В этих исправительных учреждениях следует также предусмотреть дифференцированную ступенчатую систему условий отбывания наказания в сторону отягощения – до одиночной изоляции лица на срок до шести месяцев в помещении камерного типа; в сторону облегчения – до восстановления первоначальных условий отбывания наказания. Направлению в региональные центры с едиными помещениями камерного типа подлежат активные носители уголовных традиций и другие привычные правонарушители, в отношении которых иные меры воздействия оказались неэффективными. Вопрос о переводе не должен считаться автоматически предрешенным субкультурной принадлежностью лица или количеством правонарушений. Решение необходимо принимать в каждом конкретном случае с учетом всех обстоятельств противоправного поведения осужденного и только при условии, если будет признано невозможным его оставление в данной исправительной колонии.
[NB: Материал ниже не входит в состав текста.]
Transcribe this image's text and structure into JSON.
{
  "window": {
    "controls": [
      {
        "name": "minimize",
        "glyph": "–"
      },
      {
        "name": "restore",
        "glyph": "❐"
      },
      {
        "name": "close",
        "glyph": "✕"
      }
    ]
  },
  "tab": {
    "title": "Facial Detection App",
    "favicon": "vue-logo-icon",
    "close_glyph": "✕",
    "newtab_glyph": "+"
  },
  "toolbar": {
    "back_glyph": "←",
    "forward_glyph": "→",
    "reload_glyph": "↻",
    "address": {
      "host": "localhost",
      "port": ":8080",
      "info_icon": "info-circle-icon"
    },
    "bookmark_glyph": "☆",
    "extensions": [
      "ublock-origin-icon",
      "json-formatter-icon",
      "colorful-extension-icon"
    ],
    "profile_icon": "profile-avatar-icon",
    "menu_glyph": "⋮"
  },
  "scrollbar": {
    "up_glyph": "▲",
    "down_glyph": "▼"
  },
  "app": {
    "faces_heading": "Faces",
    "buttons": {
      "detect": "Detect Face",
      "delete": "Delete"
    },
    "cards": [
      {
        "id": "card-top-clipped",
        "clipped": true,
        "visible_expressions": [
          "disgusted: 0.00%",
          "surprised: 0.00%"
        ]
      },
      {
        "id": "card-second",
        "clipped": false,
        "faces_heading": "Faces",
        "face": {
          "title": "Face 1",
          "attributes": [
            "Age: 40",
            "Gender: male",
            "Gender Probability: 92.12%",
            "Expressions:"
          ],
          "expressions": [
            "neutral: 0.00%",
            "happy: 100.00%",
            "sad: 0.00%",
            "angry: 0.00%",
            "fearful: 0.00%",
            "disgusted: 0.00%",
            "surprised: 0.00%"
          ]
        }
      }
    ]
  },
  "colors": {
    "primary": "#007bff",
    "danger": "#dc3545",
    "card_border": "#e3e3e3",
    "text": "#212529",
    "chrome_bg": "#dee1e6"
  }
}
Такой подход вполне соответствует целям раздельного содержания осужденных, зафиксированным в ст. 67 Минимальных стандартов обращения с заключенными, где, в частности, рекомендуется проводить отделение заключенных от тех, кто в силу своего преступного прошлого или отрицательных черт характера грозит оказать на них плохое влияние.

Предлагаемый вариант перевода привычных правонарушителей должен осуществляться судом по представлению органа, ведающего исполнением наказания. Возвращение же обратно в исправительную колонию из специального подразделения может быть допущено лишь в том случае, если осужденный встал на путь исправления.

Автор не считает необходимым введение бессрочной меры взыскания, напротив, нами лишь предлагается поднять на более высокий правовой уровень существующую практику изменения вида исправительного учреждения.

Таким образом, при изоляции субкультурных «авторитетов» необходимо руководствоваться основополагающими принципами уголовно-исполнительного права: индивидуализации исполнения наказания, законности и раздельного содержания разных категорий лиц, лишенных свободы. Изоляция привычных пенитенциарных правонарушителей должна быть по возможности полной, стабильной и дифференцированной, последовательно обеспечивающей требуемый уровень воздействия на них.